Big data analytics, in the form of Hadoop and Map Reduce, have been widely considered to be a viable solution for some time. But then users wanted more, more quickly, and for a larger set of use cases. This brought several new tools and technologies competing in this space. Some of them are specifically designed for a single use case, while others are trying to be more general purpose. NoSQL DBs, Elastic, and Spark are some that come to mind.
In-Memory and Big Data
Apache Spark, for example, is becoming very relevant with a growing base of users and applications supporting it. It is easier to adopt than other tools and its design allows it to run on several types of infrastructures, offering compatibility with many programming and query languages. Spark's architecture also supports in-memory computing, allowing applications to run much faster. This technique is proving to be beneficial for machine learning and real-time analytics, along with other tasks.
Generally, in-memory has been growing in popularity for years now. From a niche, high-end and expensive data processing technique it has become common in many fields. It has proven its worth by reducing response times by an order of magnitude (or more in some cases).
The entire industry is embracing in-memory, at all levels. You can now find support for in-memory in many applications (databases, file systems, and so on), as well as hardware (e.g. Intel Optane, Diablo Technologies Memory1, and NVMe). The cost of these memory devices is still high, though, and $/GB counts a lot when it comes to big data, and even more so in general data lakes.
In-Memory and Object Storage
Even though tools like Spark use memory extensively, they need a persistent storage layer to retrieve and store data. Storage-class memory still has a very high $/GB, and it is good for extending RAM, caching, or for small data sets, but when data is measured in hundreds of Terabytes or Petabytes, its price cannot be justified, and the same goes for All-flash storage (usually shared with Block or file protocols).
Object storage is not usually associated with primary data or data processing but, in this particular case, it has some characteristics that make the difference. It is becoming the most viable storage solution for building data lakes, or even for large repositories for single applications.
I came across this article, why Choose S3 Over HDFS, and it is pretty much in line with what I had in mind several years ago when I started to write about object storage on Juku. Object storage is easier to manage, it's cheaper, it has better availability, and it offers superior scalability.
Object Storage, Serverless and Big Data
But there’s more.
Serverless computing associated with the object store can offload many tasks to the storage infrastructure, helping to simplify the entire process and provide results more quickly.
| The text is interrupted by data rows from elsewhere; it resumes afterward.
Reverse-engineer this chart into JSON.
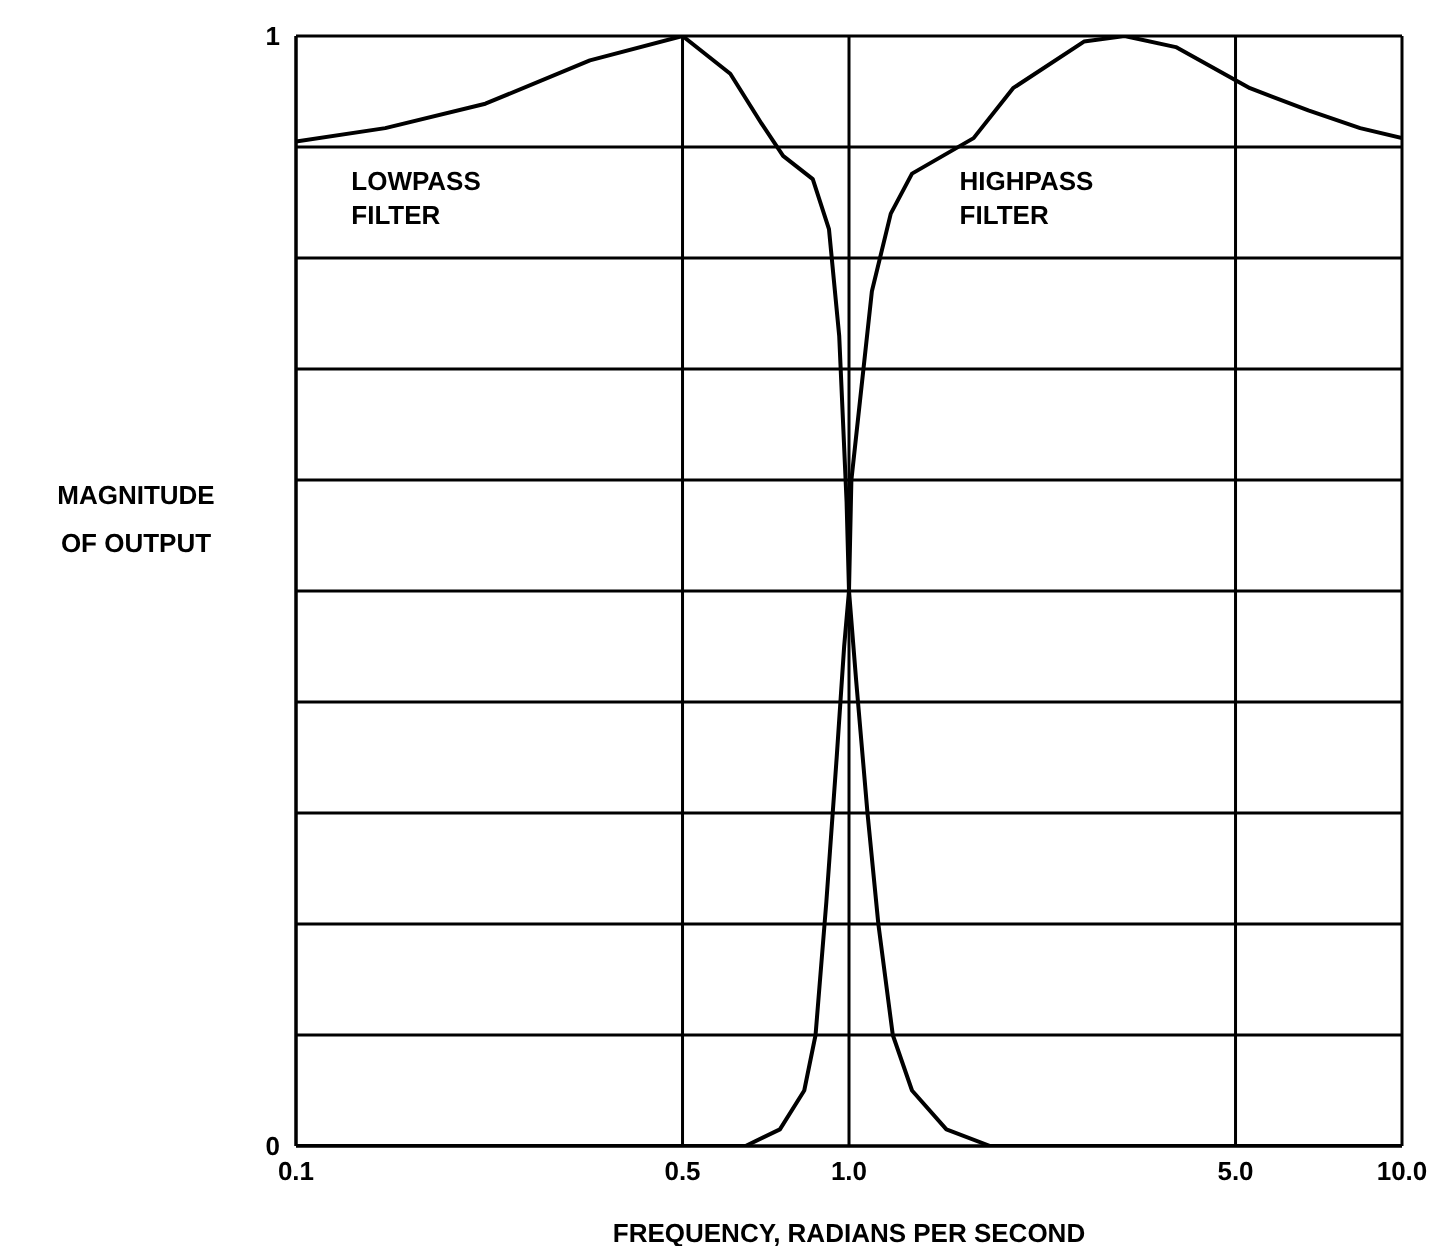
{
  "chart_data": {
    "type": "line",
    "xlabel": "FREQUENCY, RADIANS PER SECOND",
    "ylabel": "MAGNITUDE OF OUTPUT",
    "log": "x",
    "xlim": [
      0.1,
      10
    ],
    "xticks": [
      {
        "value": 0.1,
        "label": "0.1"
      },
      {
        "value": 0.5,
        "label": "0.5"
      },
      {
        "value": 1,
        "label": "1.0"
      },
      {
        "value": 5,
        "label": "5.0"
      },
      {
        "value": 10,
        "label": "10.0"
      }
    ],
    "ylim": [
      0,
      1
    ],
    "yticks": [
      0,
      {
        "value": 0.1,
        "label": null
      },
      {
        "value": 0.2,
        "label": null
      },
      {
        "value": 0.3,
        "label": null
      },
      {
        "value": 0.4,
        "label": null
      },
      {
        "value": 0.5,
        "label": null
      },
      {
        "value": 0.6,
        "label": null
      },
      {
        "value": 0.7,
        "label": null
      },
      {
        "value": 0.8,
        "label": null
      },
      {
        "value": 0.9,
        "label": null
      },
      1
    ],
    "grid": true,
    "legend": false,
    "marker": "none",
    "line_style": "solid",
    "series": [
      {
        "name": "LOWPASS FILTER",
        "color": "#000000",
        "x": [
          0.1,
          0.145,
          0.22,
          0.34,
          0.5,
          0.61,
          0.695,
          0.76,
          0.86,
          0.92,
          0.96,
          0.99,
          1.0,
          1.03,
          1.08,
          1.13,
          1.2,
          1.3,
          1.5,
          1.8,
          10
        ],
        "values": [
          0.905,
          0.917,
          0.939,
          0.978,
          1.0,
          0.966,
          0.921,
          0.892,
          0.871,
          0.826,
          0.73,
          0.58,
          0.5,
          0.42,
          0.3,
          0.2,
          0.1,
          0.05,
          0.015,
          0,
          0
        ]
      },
      {
        "name": "HIGHPASS FILTER",
        "color": "#000000",
        "x": [
          0.1,
          0.65,
          0.75,
          0.83,
          0.87,
          0.91,
          0.95,
          0.98,
          1.0,
          1.01,
          1.1,
          1.19,
          1.3,
          1.68,
          1.98,
          2.66,
          3.15,
          3.9,
          5.31,
          6.77,
          8.4,
          10
        ],
        "values": [
          0,
          0,
          0.015,
          0.05,
          0.1,
          0.22,
          0.35,
          0.45,
          0.5,
          0.6,
          0.77,
          0.84,
          0.876,
          0.908,
          0.953,
          0.995,
          1.0,
          0.99,
          0.953,
          0.933,
          0.917,
          0.908
        ]
      }
    ]
  }
}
The list of tasks that can be processed directly at the storage level is long. For example, it is possible to check data while it is stored, and it can be pre-processed to remove unnecessary information. But the contrary is true as well: it is possible to process data with the scope of getting additional information and enriching its metadata, making it easier to search, as well as scramble or mask sensitive information (i.e. personal data or credit card numbers).
These automated tasks, which are usually triggered by events, save a lot of time later in the data management process. Instead of having raw materials, you just feed your big data application with a sort of clean, "semi-finished" data set.
And if this is not enough, applications like Apache Spark, for example, could be run on demand on the same infrastructure with the object store. A modern object store, associated with a serverless computing framework can do exactly what I described above… and more.
Object storage is quickly becoming more and more compelling for big data projects. Not only because of its price and TCO (which are at the base of infrastructure sustainability over time), but also because, thanks to the way in-memory works, the performance impact of the object store is limited when compared to other solutions.
At the same time, serverless computing, when integrated with object storage, simplifies workflows and speeds up data processing to get more results, more quickly.